We have carefully read the findings of fact and conclusions of law both of the referee and of the trial court and measured them carefully against the contentions, strenuously made by both parties, dealing with the denial by the referee and the trial court of the discharge of Tinney Produce Co., Inc., on the one hand, and dealing with the failure of the trial court to require a marshaling of assets and a subordination of Gill’s remaining claims as adjudged by the referee on the other.

We have particularly noted appellant’s extreme discomfort over the purported failure to understand why the judgment against Gill should include amounts paid by one of Gill’s companies into the account managed on behalf of Tinney by Gill’s representative for services performed for Gill’s companies by the person employed by Tinney to liquidate its assets. The conclusion that Gill should be charged with this amount is based upon the finding that this employee was a full time employee of the bankrupt and paid by its assets pending adjudication, but used on occasion on behalf of Gill for other purposes, and that the monies paid for his time became funds belonging to the bankrupt company, and when disbursed by it for Gill’s benefit by the payments to the bank on the note endorsed by Gill this sum became one of the items for which Gill would have to account.

Having carefully considered each of the facts that has gone into the final judgment, we affirm the judgment of the trial court in all respects, except as to the three items that have been stated above, that is, a reduction in the judgment against Gill for disposition of the company’s assets by reason of the amended finding of the referee and by reason of the fact that Gill had good security on part of the assets that were disposed of and finally with respect to charging Gill for the proceeds of the refund check received by the company.
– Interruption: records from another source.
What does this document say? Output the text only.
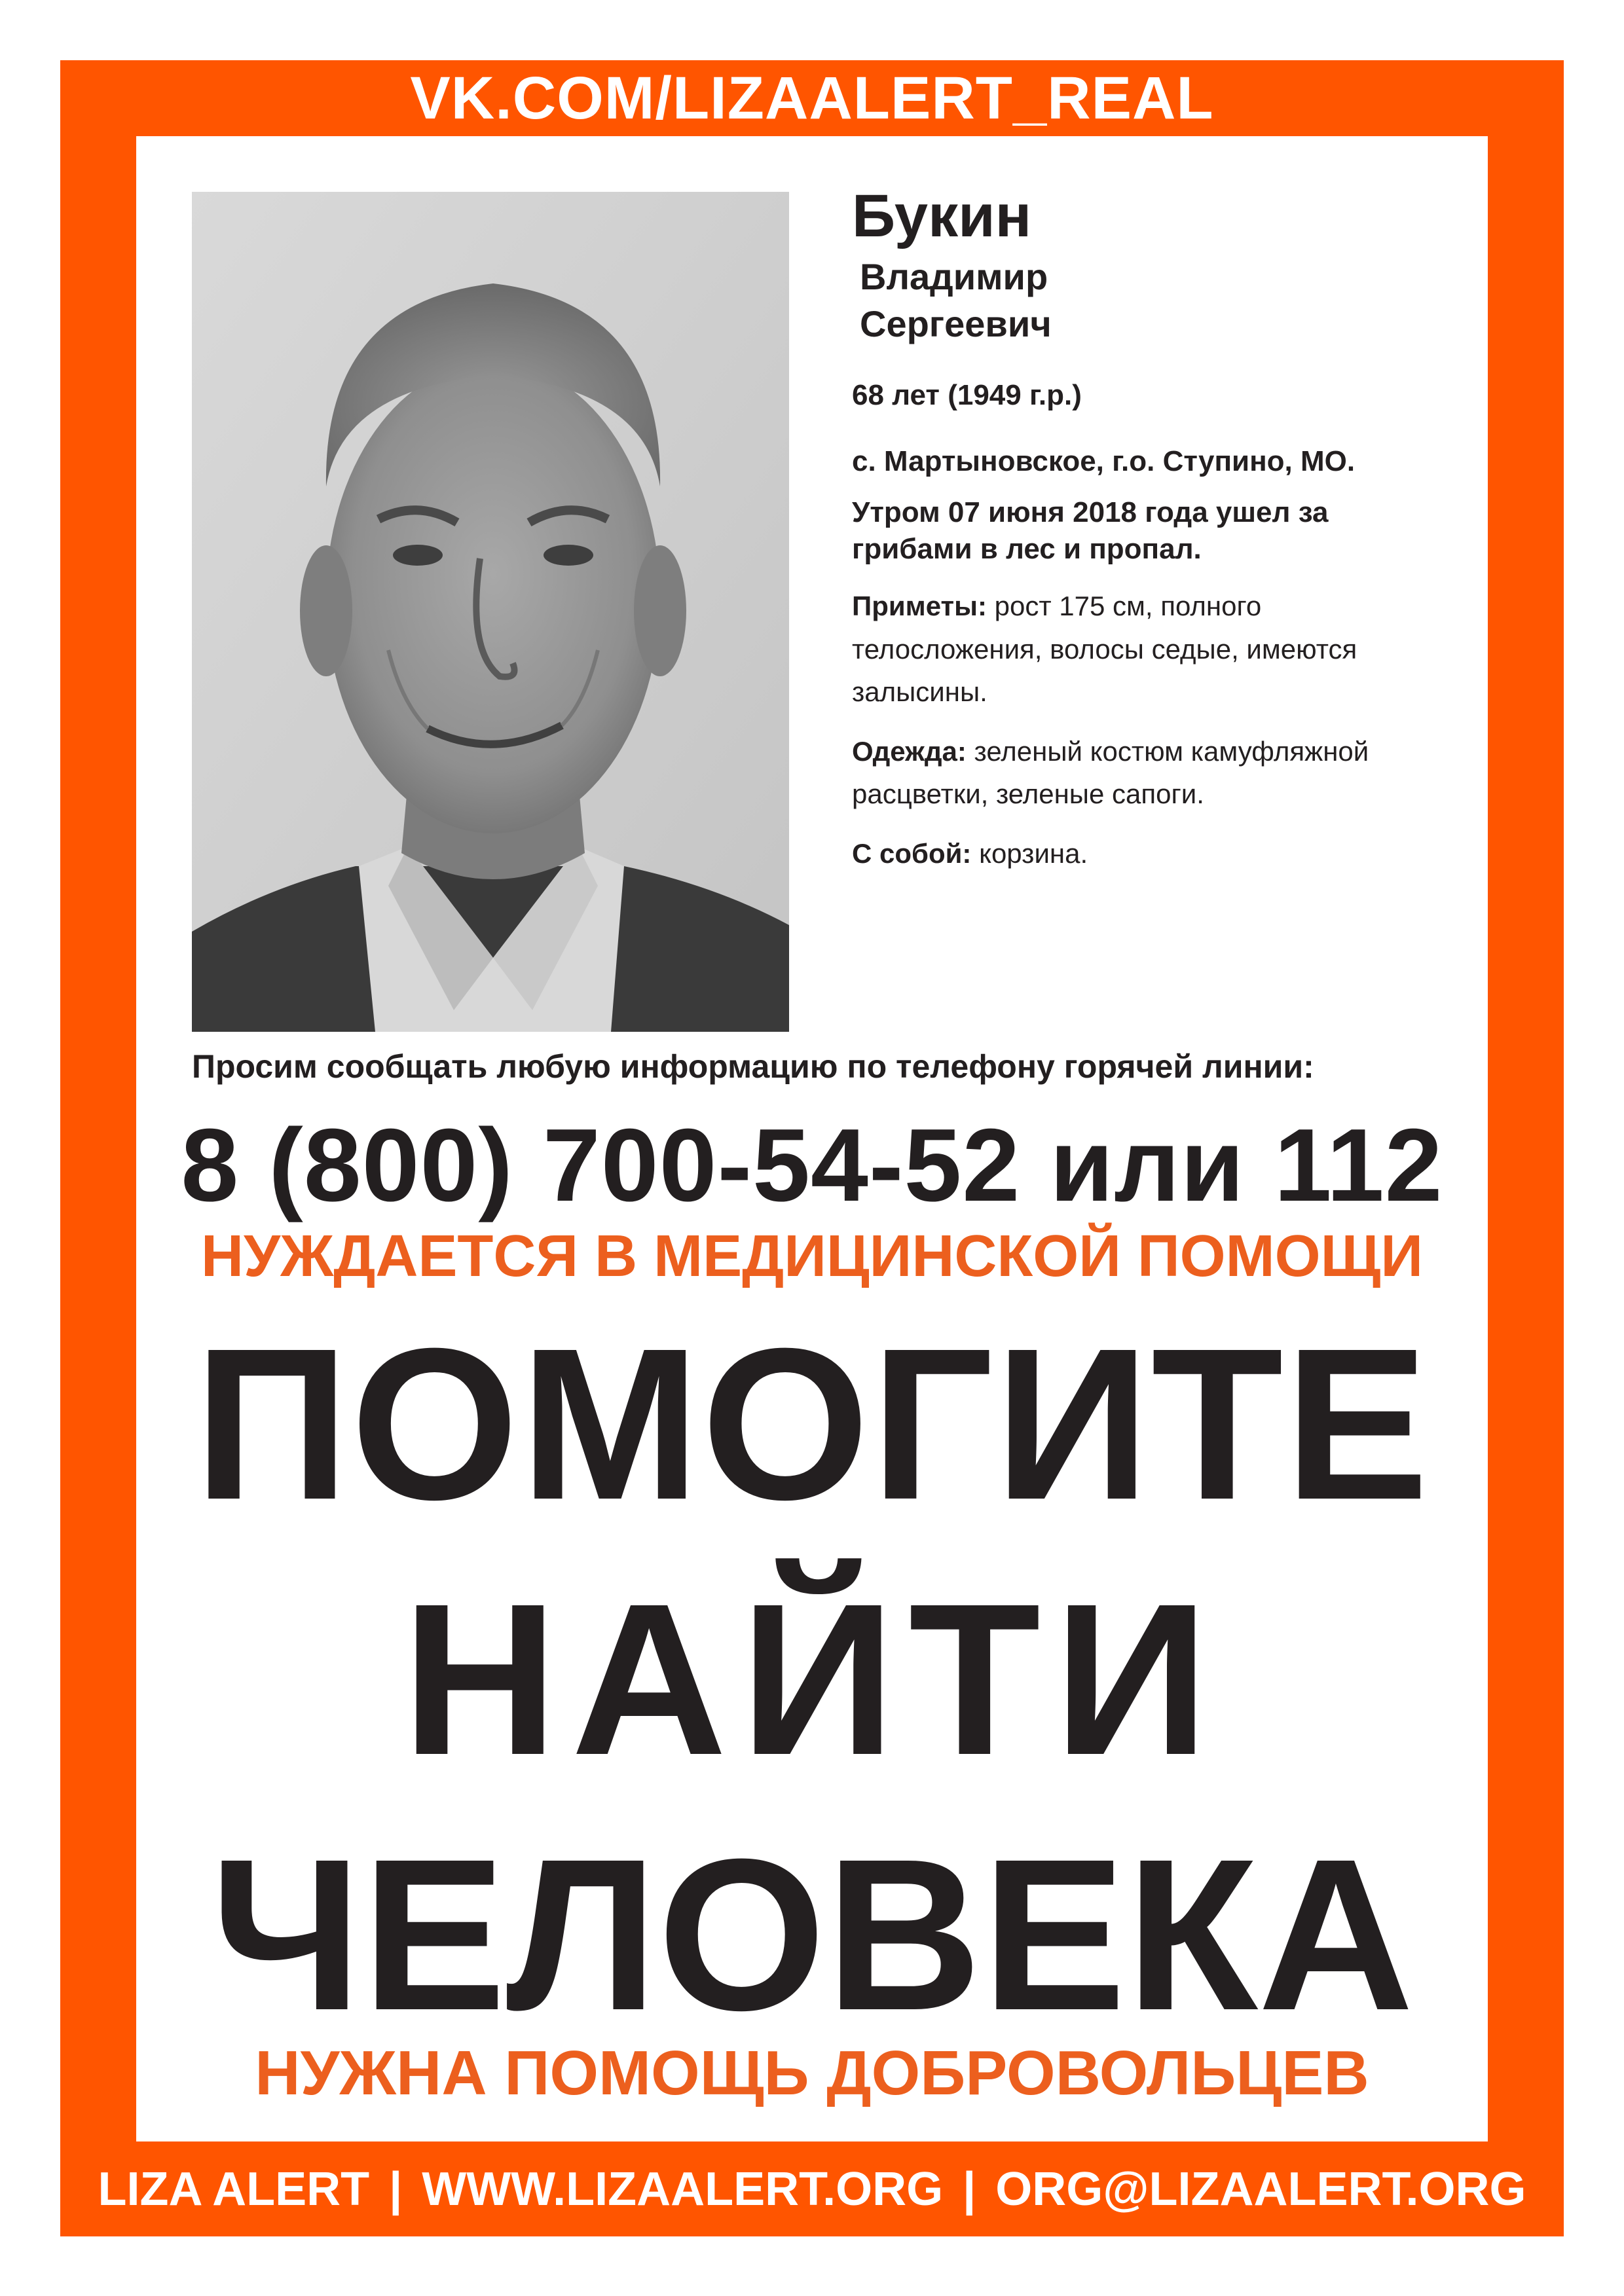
VK.COM/LIZAALERT_REAL
Букин
Владимир
Сергеевич
68 лет (1949 г.р.)
с. Мартыновское, г.о. Ступино, МО.
Утром 07 июня 2018 года ушел за грибами в лес и пропал.
Приметы: рост 175 см, полного телосложения, волосы седые, имеются залысины.
Одежда: зеленый костюм камуфляжной расцветки, зеленые сапоги.
С собой: корзина.
Просим сообщать любую информацию по телефону горячей линии:
8 (800) 700-54-52 или 112
НУЖДАЕТСЯ В МЕДИЦИНСКОЙ ПОМОЩИ
ПОМОГИТЕ
НАЙТИ
ЧЕЛОВЕКА
НУЖНА ПОМОЩЬ ДОБРОВОЛЬЦЕВ
LIZA ALERT | WWW.LIZAALERT.ORG | ORG@LIZAALERT.ORG
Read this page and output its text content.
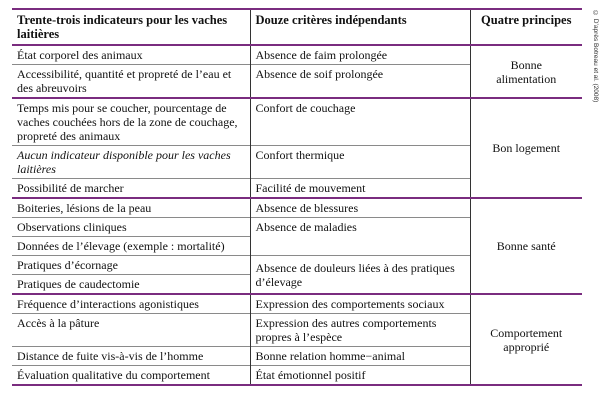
Trente-trois indicateurs pour les vaches laitières	Douze critères indépendants	Quatre principes
État corporel des animaux	Absence de faim prolongée	Bonne alimentation
Accessibilité, quantité et propreté de l’eau et des abreuvoirs	Absence de soif prolongée	
Temps mis pour se coucher, pourcentage de vaches couchées hors de la zone de couchage, propreté des animaux	Confort de couchage	Bon logement
Aucun indicateur disponible pour les vaches laitières	Confort thermique	
Possibilité de marcher	Facilité de mouvement	
Boiteries, lésions de la peau	Absence de blessures	Bonne santé
Observations cliniques	Absence de maladies	
Données de l’élevage (exemple : mortalité)		
Pratiques d’écornage	Absence de douleurs liées à des pratiques d’élevage	
Pratiques de caudectomie		
Fréquence d’interactions agonistiques	Expression des comportements sociaux	Comportement approprié
Accès à la pâture	Expression des autres comportements propres à l’espèce	
Distance de fuite vis-à-vis de l’homme	Bonne relation homme−animal	
Évaluation qualitative du comportement	État émotionnel positif	
© D’après Botreau et al. (2008)
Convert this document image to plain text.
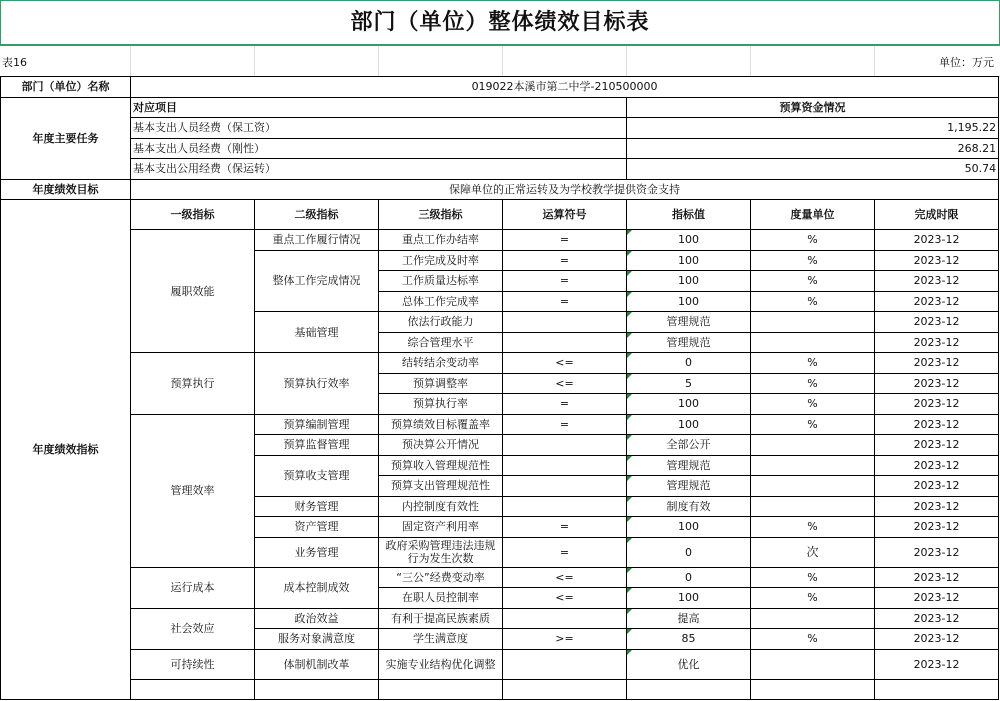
部门（单位）整体绩效目标表
表16	单位：万元
部门（单位）名称	019022本溪市第二中学-210500000							
年度主要任务	对应项目				预算资金情况			
	基本支出人员经费（保工资）				1,195.22			
	基本支出人员经费（刚性）				268.21			
	基本支出公用经费（保运转）				50.74			
年度绩效目标	保障单位的正常运转及为学校教学提供资金支持							
年度绩效指标	一级指标	二级指标	三级指标	运算符号	指标值	度量单位	完成时限	
	履职效能	重点工作履行情况	重点工作办结率	=	100	%	2023-12	
		整体工作完成情况	工作完成及时率	=	100	%	2023-12	
			工作质量达标率	=	100	%	2023-12	
			总体工作完成率	=	100	%	2023-12	
		基础管理	依法行政能力		管理规范		2023-12	
			综合管理水平		管理规范		2023-12	
	预算执行	预算执行效率	结转结余变动率	<=	0	%	2023-12	
			预算调整率	<=	5	%	2023-12	
			预算执行率	=	100	%	2023-12	
	管理效率	预算编制管理	预算绩效目标覆盖率	=	100	%	2023-12	
		预算监督管理	预决算公开情况		全部公开		2023-12	
		预算收支管理	预算收入管理规范性		管理规范		2023-12	
			预算支出管理规范性		管理规范		2023-12	
		财务管理	内控制度有效性		制度有效		2023-12	
		资产管理	固定资产利用率	=	100	%	2023-12	
		业务管理	政府采购管理违法违规行为发生次数	=	0	次	2023-12	
	运行成本	成本控制成效	“三公”经费变动率	<=	0	%	2023-12	
			在职人员控制率	<=	100	%	2023-12	
	社会效应	政治效益	有利于提高民族素质		提高		2023-12	
		服务对象满意度	学生满意度	>=	85	%	2023-12	
	可持续性	体制机制改革	实施专业结构优化调整		优化		2023-12	
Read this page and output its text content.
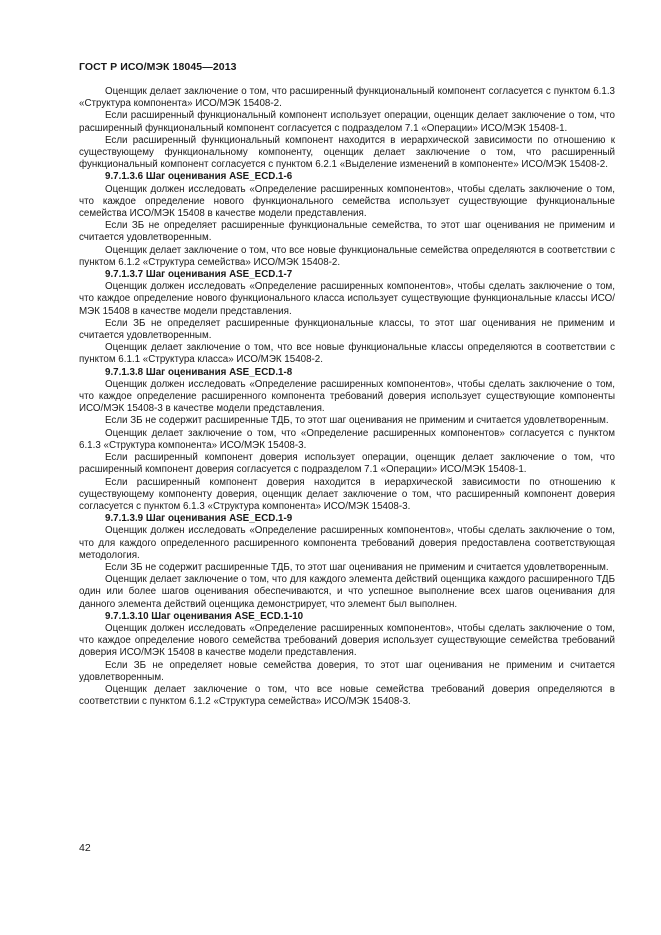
ГОСТ Р ИСО/МЭК 18045—2013

Оценщик делает заключение о том, что расширенный функциональный компонент согласуется с пунктом 6.1.3 «Структура компонента» ИСО/МЭК 15408-2.

Если расширенный функциональный компонент использует операции, оценщик делает заключение о том, что расширенный функциональный компонент согласуется с подразделом 7.1 «Операции» ИСО/МЭК 15408-1.

Если расширенный функциональный компонент находится в иерархической зависимости по отношению к существующему функциональному компоненту, оценщик делает заключение о том, что расширенный функциональный компонент согласуется с пунктом 6.2.1 «Выделение изменений в компоненте» ИСО/МЭК 15408-2.

9.7.1.3.6 Шаг оценивания ASE_ECD.1-6

Оценщик должен исследовать «Определение расширенных компонентов», чтобы сделать заключение о том, что каждое определение нового функционального семейства использует существующие функциональные семейства ИСО/МЭК 15408 в качестве модели представления.

Если ЗБ не определяет расширенные функциональные семейства, то этот шаг оценивания не применим и считается удовлетворенным.

Оценщик делает заключение о том, что все новые функциональные семейства определяются в соответствии с пунктом 6.1.2 «Структура семейства» ИСО/МЭК 15408-2.

9.7.1.3.7 Шаг оценивания ASE_ECD.1-7

Оценщик должен исследовать «Определение расширенных компонентов», чтобы сделать заключение о том, что каждое определение нового функционального класса использует существующие функциональные классы ИСО/МЭК 15408 в качестве модели представления.

Если ЗБ не определяет расширенные функциональные классы, то этот шаг оценивания не применим и считается удовлетворенным.

Оценщик делает заключение о том, что все новые функциональные классы определяются в соответствии с пунктом 6.1.1 «Структура класса» ИСО/МЭК 15408-2.

9.7.1.3.8 Шаг оценивания ASE_ECD.1-8

Оценщик должен исследовать «Определение расширенных компонентов», чтобы сделать заключение о том, что каждое определение расширенного компонента требований доверия использует существующие компоненты ИСО/МЭК 15408-3 в качестве модели представления.

Если ЗБ не содержит расширенные ТДБ, то этот шаг оценивания не применим и считается удовлетворенным.

Оценщик делает заключение о том, что «Определение расширенных компонентов» согласуется с пунктом 6.1.3 «Структура компонента» ИСО/МЭК 15408-3.

Если расширенный компонент доверия использует операции, оценщик делает заключение о том, что расширенный компонент доверия согласуется с подразделом 7.1 «Операции» ИСО/МЭК 15408-1.

Если расширенный компонент доверия находится в иерархической зависимости по отношению к существующему компоненту доверия, оценщик делает заключение о том, что расширенный компонент доверия согласуется с пунктом 6.1.3 «Структура компонента» ИСО/МЭК 15408-3.

9.7.1.3.9 Шаг оценивания ASE_ECD.1-9

Оценщик должен исследовать «Определение расширенных компонентов», чтобы сделать заключение о том, что для каждого определенного расширенного компонента требований доверия предоставлена соответствующая методология.

Если ЗБ не содержит расширенные ТДБ, то этот шаг оценивания не применим и считается удовлетворенным.

Оценщик делает заключение о том, что для каждого элемента действий оценщика каждого расширенного ТДБ один или более шагов оценивания обеспечиваются, и что успешное выполнение всех шагов оценивания для данного элемента действий оценщика демонстрирует, что элемент был выполнен.

9.7.1.3.10 Шаг оценивания ASE_ECD.1-10

Оценщик должен исследовать «Определение расширенных компонентов», чтобы сделать заключение о том, что каждое определение нового семейства требований доверия использует существующие семейства требований доверия ИСО/МЭК 15408 в качестве модели представления.

Если ЗБ не определяет новые семейства доверия, то этот шаг оценивания не применим и считается удовлетворенным.

Оценщик делает заключение о том, что все новые семейства требований доверия определяются в соответствии с пунктом 6.1.2 «Структура семейства» ИСО/МЭК 15408-3.

42
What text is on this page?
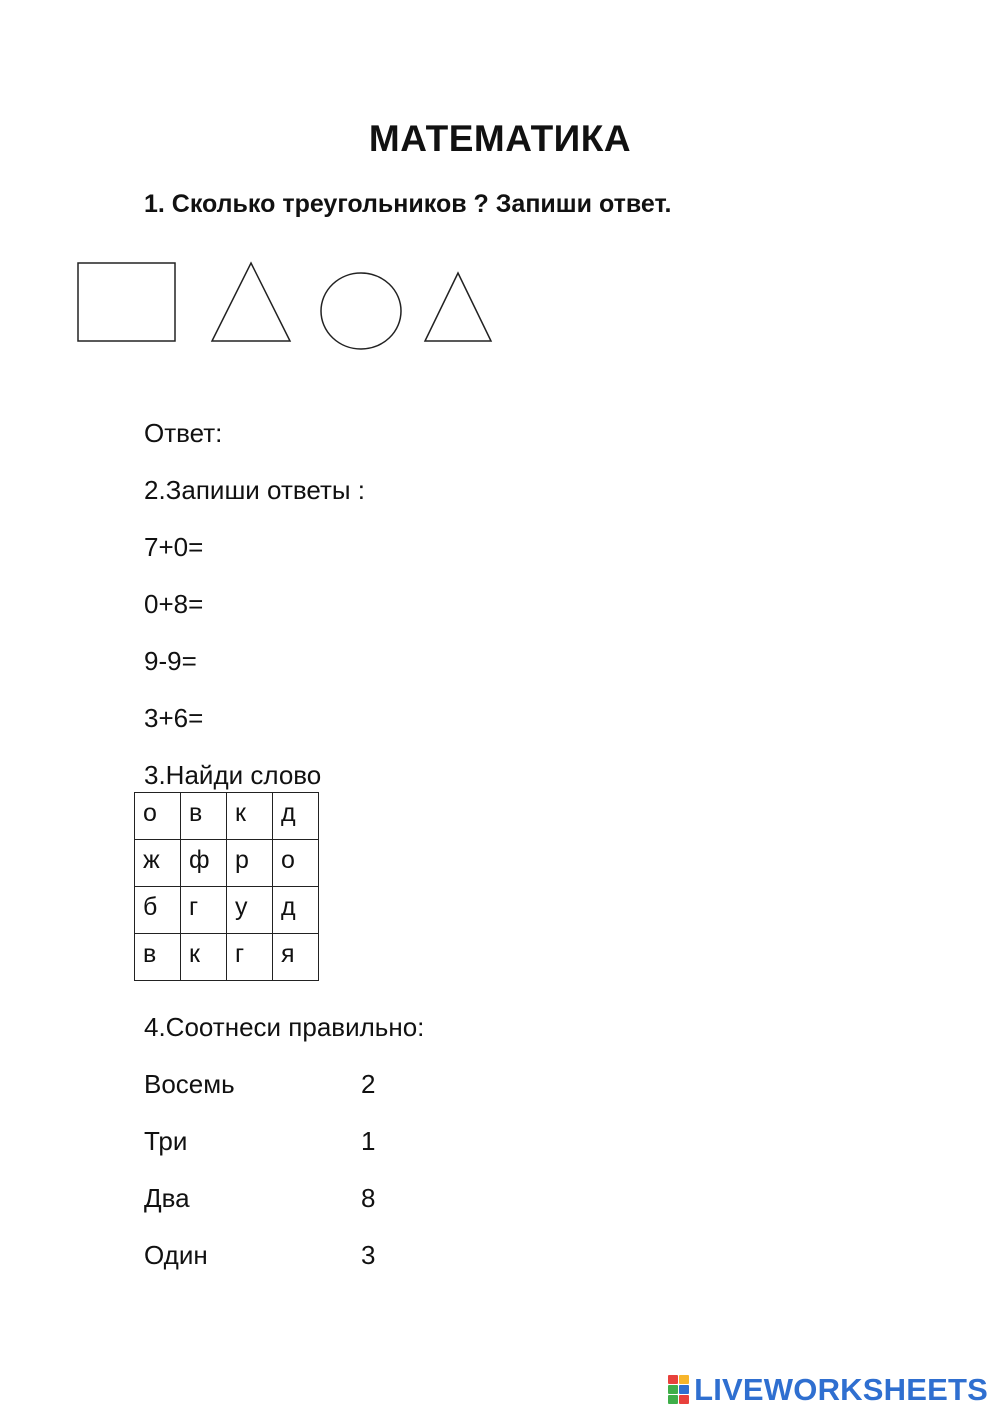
МАТЕМАТИКА
1. Сколько треугольников ? Запиши ответ.
Ответ:
2.Запиши ответы :
7+0=
0+8=
9-9=
3+6=
3.Найди слово
о	в	к	д
ж	ф	р	о
б	г	у	д
в	к	г	я
4.Соотнеси правильно:
Восемь	2
Три	1
Два	8
Один	3
LIVEWORKSHEETS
Except as modified herein, the judgments of the court are affirmed. Costs will be borne three-fourths by appellant and one-fourth by appellee.

ON PETITION FOR REHEARING

PER CURIAM:

The court has carefully considered the motion for rehearing and has called for further memoranda with respect to “assignment of error No. 1,” relating to the item of $3,981.27, included in the judgment against Ned Gill. It is clear that the disposition of this item of $3,981.27 depends upon findings of fact as to which we cannot find the trial court’s judgment to be clearly erroneous. The court’s pri- or determination with respect to this item cannot, therefore, be modified.

After full consideration the court concludes that the Petition for Rehearing must, in all respects, be denied.